Who have been your supporters, and how important is it to have that support group?
The media in our region has been incredibly supportive. Women who buy Dima Ayad’s creations, as well as my closest friends and family, have played a significant role. I’m grateful for all the support, as it has helped me advance in the fashion industry.
Who are the designers you look up to and why?
There are a few, and each has a unique reason. I’ll start with Alber Elbaz of Lanvin, who made me fall in love with fashion and who believed in diversity from the start. He always advocated varied shapes, sizes, and age groups. His use of fabrics, the flow, and drape of his iconic dresses are remarkable. Schiaparelli is another designer I admire for the artistic pieces he creates; he speaks a language of fashion love. Valentino, a fashion house that redefines couture while effortlessly creating timeless and glamorous daywear.
How did the Marina Rinaldi — Dima Ayad collaboration happen?
I’ve been a loyal customer of Marina Rinaldi for a very long time. When I travel, I always stop at their stores, and on many occasions, I suggested to the store manager in London that we should collaborate. We share many common customers. It started as a passing conversation until I received the call to collaborate. At first, I didn’t take it seriously.
Tell us more about the Marina Rinaldi - Dima Ayad collection. Can you run us through a few of the pieces?
There are seven silhouettes that have been created. I’ve created a suit in two colours, black and fuchsia, embellished with crystals. It’s always been a dream of mine to have an evening blazer in my size. It’s a timeless piece that will surely remain in women’s wardrobes for a long time. There’s also a golden woven kaftan — a festive must-have piece. An embellished kaftan in emerald green and black with the signature Dima Ayad silhouette, which we feature every season, is extremely flattering. We’ve also incorporated pleats, but in the Dima Ayad style. Purple is my favourite colour, and amethyst is my birthstone, so watch out for how we’ve played with purple.

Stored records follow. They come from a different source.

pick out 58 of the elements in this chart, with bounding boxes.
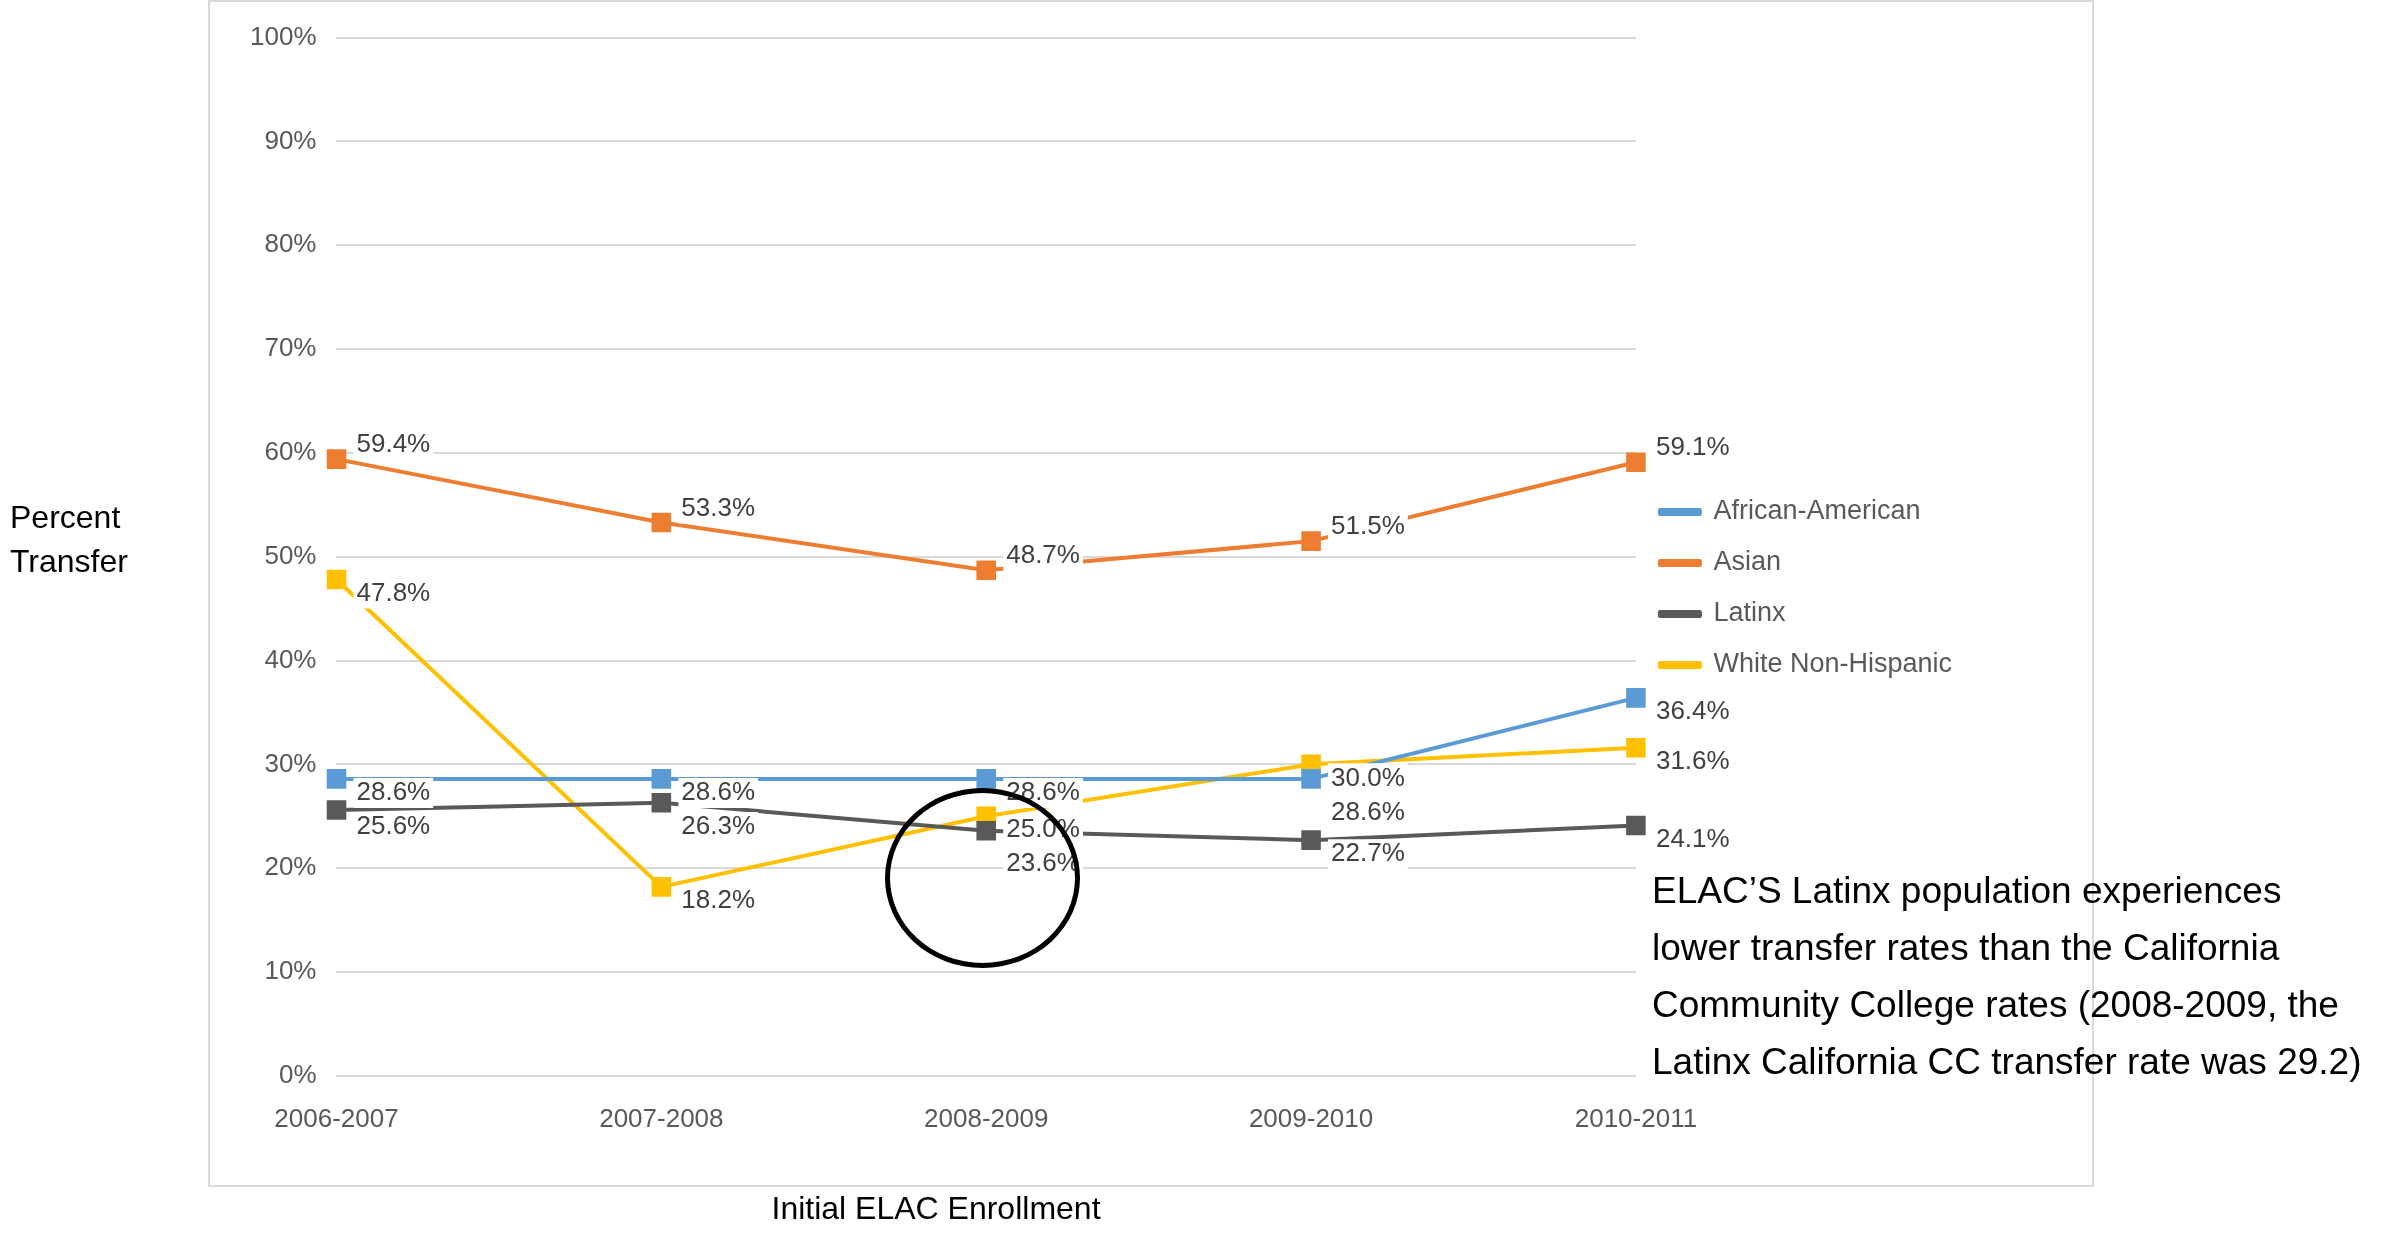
point xyxy=(651,769,672,789)
legend-label: Asian xyxy=(1713,546,1781,577)
point xyxy=(651,792,672,813)
point xyxy=(326,769,347,789)
data-label: 48.7% xyxy=(1006,539,1080,570)
data-label: 26.3% xyxy=(681,810,756,841)
point xyxy=(976,560,996,580)
data-label: 28.6% xyxy=(356,776,431,807)
data-label: 59.4% xyxy=(356,428,431,459)
y-tick-label: 90% xyxy=(264,124,317,155)
point xyxy=(1301,830,1321,850)
data-label: 59.1% xyxy=(1655,431,1730,462)
y-tick-label: 100% xyxy=(250,20,317,51)
y-axis-title: Percent Transfer xyxy=(10,498,129,581)
x-tick-label: 2007-2008 xyxy=(599,1102,724,1133)
data-label: 51.5% xyxy=(1331,510,1405,541)
data-label: 47.8% xyxy=(356,576,431,607)
y-tick-label: 50% xyxy=(264,539,317,570)
point xyxy=(1301,531,1321,551)
point xyxy=(1626,688,1646,708)
data-label: 53.3% xyxy=(681,491,756,522)
data-label: 28.6% xyxy=(681,776,756,807)
point xyxy=(326,569,347,590)
point xyxy=(651,877,672,897)
point xyxy=(1626,815,1646,836)
point xyxy=(1626,452,1646,472)
data-label: 24.1% xyxy=(1655,822,1730,853)
legend-label: African-American xyxy=(1713,495,1921,526)
data-label: 30.0% xyxy=(1331,761,1405,792)
point xyxy=(1301,769,1321,789)
x-tick-label: 2006-2007 xyxy=(274,1102,399,1133)
data-label: 28.6% xyxy=(1331,795,1405,826)
legend-label: White Non-Hispanic xyxy=(1713,648,1953,679)
point xyxy=(976,769,996,789)
point xyxy=(326,449,347,469)
y-tick-label: 30% xyxy=(264,747,317,778)
point xyxy=(976,821,996,841)
y-tick-label: 70% xyxy=(264,332,317,363)
y-tick-label: 0% xyxy=(278,1058,317,1089)
data-label: 31.6% xyxy=(1655,744,1730,775)
x-tick-label: 2010-2011 xyxy=(1574,1102,1698,1133)
point xyxy=(1626,737,1646,758)
y-tick-label: 60% xyxy=(264,436,317,467)
data-label: 36.4% xyxy=(1655,695,1730,726)
data-label: 22.7% xyxy=(1331,837,1405,868)
x-axis-title: Initial ELAC Enrollment xyxy=(770,1190,1102,1227)
data-label: 18.2% xyxy=(681,884,756,915)
y-tick-label: 20% xyxy=(264,851,317,882)
legend-label: Latinx xyxy=(1713,597,1786,628)
y-tick-label: 40% xyxy=(264,643,317,674)
x-tick-label: 2009-2010 xyxy=(1248,1102,1374,1133)
data-label: 25.6% xyxy=(356,810,431,841)
y-tick-label: 80% xyxy=(264,228,317,259)
y-tick-label: 10% xyxy=(264,955,317,986)
x-tick-label: 2008-2009 xyxy=(924,1102,1049,1133)
point xyxy=(651,512,672,533)
point xyxy=(326,800,347,820)
text: ELAC’S Latinx population experiences lower transfer rates than the California Community College rates (2008-2009, the Latinx California CC transfer rate was 29.2) xyxy=(1652,869,2363,1084)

You collaborated with shoe designer Malone Souliers. For a regional designer, how does working with international brands help?
It was an incredible experience as I had never worked with shoes before. Collaborating with them has given a regional designer global exposure.
Do you feel Arab designers are getting the attention they deserve, especially when it comes to contemporary wear?
This is definitely a work in progress, and we need more attention on this category in fashion in our region.
What is your goal for your label?
Right now, we are adding more seasons to our collections and working on expanding our reach with additional brick-and-mortar stores and a stronger online presence. My dream is to dress as many diverse body types as possible and be available in concessions in department stores worldwide.